David - No, you should only use the Hookgrip in a pulling movement, so you do not need to keep it for the jerk. 

Alyssa Sulay
Jason
December 19 2018
As a tall lifter, I have to use the whole length of the barbell for snatch. The inner collar always ends up jamming into the base of my palm in the overhead position. Is this normal for the grip width or am I letting my wrist go too far into extension?
Even if it's slightly narrower than ideal, you need to keep your hands inside the sleeve flanges enough that they don't disrupt the sleeves from spinning. I'm having a hard time picturing what you're describing, but it sounds like you're definitely beyond this point.
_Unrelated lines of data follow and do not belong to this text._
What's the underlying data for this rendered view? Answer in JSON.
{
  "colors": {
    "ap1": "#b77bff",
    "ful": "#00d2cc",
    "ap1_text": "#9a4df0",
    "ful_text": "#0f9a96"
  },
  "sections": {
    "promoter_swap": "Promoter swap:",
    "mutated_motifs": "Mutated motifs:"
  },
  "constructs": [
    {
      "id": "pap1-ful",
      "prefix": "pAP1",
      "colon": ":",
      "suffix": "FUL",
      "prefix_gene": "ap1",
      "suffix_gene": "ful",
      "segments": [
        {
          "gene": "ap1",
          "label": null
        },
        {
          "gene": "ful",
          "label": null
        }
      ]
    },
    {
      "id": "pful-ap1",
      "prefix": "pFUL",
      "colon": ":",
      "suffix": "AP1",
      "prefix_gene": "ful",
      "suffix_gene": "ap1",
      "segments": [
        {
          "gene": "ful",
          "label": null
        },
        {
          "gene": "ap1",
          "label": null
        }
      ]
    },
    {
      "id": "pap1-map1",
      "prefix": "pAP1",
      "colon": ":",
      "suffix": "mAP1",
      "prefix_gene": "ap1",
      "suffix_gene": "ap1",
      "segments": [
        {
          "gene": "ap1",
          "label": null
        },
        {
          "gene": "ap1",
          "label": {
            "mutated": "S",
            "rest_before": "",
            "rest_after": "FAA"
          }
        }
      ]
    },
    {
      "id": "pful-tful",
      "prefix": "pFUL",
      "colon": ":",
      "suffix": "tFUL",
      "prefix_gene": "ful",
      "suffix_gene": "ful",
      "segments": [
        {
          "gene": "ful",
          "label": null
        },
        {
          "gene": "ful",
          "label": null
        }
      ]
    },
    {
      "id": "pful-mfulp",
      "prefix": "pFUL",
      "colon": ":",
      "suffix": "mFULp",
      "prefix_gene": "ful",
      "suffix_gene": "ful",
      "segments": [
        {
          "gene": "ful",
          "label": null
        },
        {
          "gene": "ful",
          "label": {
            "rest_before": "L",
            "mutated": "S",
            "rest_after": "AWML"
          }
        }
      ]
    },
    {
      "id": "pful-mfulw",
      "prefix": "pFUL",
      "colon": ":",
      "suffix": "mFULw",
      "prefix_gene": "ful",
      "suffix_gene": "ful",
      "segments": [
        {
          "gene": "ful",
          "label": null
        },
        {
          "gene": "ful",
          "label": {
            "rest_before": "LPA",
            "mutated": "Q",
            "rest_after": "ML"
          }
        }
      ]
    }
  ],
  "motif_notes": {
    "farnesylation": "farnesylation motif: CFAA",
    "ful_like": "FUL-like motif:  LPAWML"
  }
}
If it's an issue of the hands sliding out so that they're partly under that flange, you need to keep your grip better as you turn the bar over. The amount of extension shouldn't be the issue - no amount of wrist extension is going to move your hands out under the flanges if your grip isn't too wide already.

Greg Everett
Marti
February 20 2020
Do you have training techniques to strengthen the wrist in the snatch? to help with prevention of extreme wrist extension
Primarily you need to hold the bar correctly. If you do, there won't be such a long lever arm pulling the wrist into extreme extension in the first place. On top of that, you can do wrist curls and jerk supports with 10 sec holds, never exceeding a weight that allows you to hold the proper position.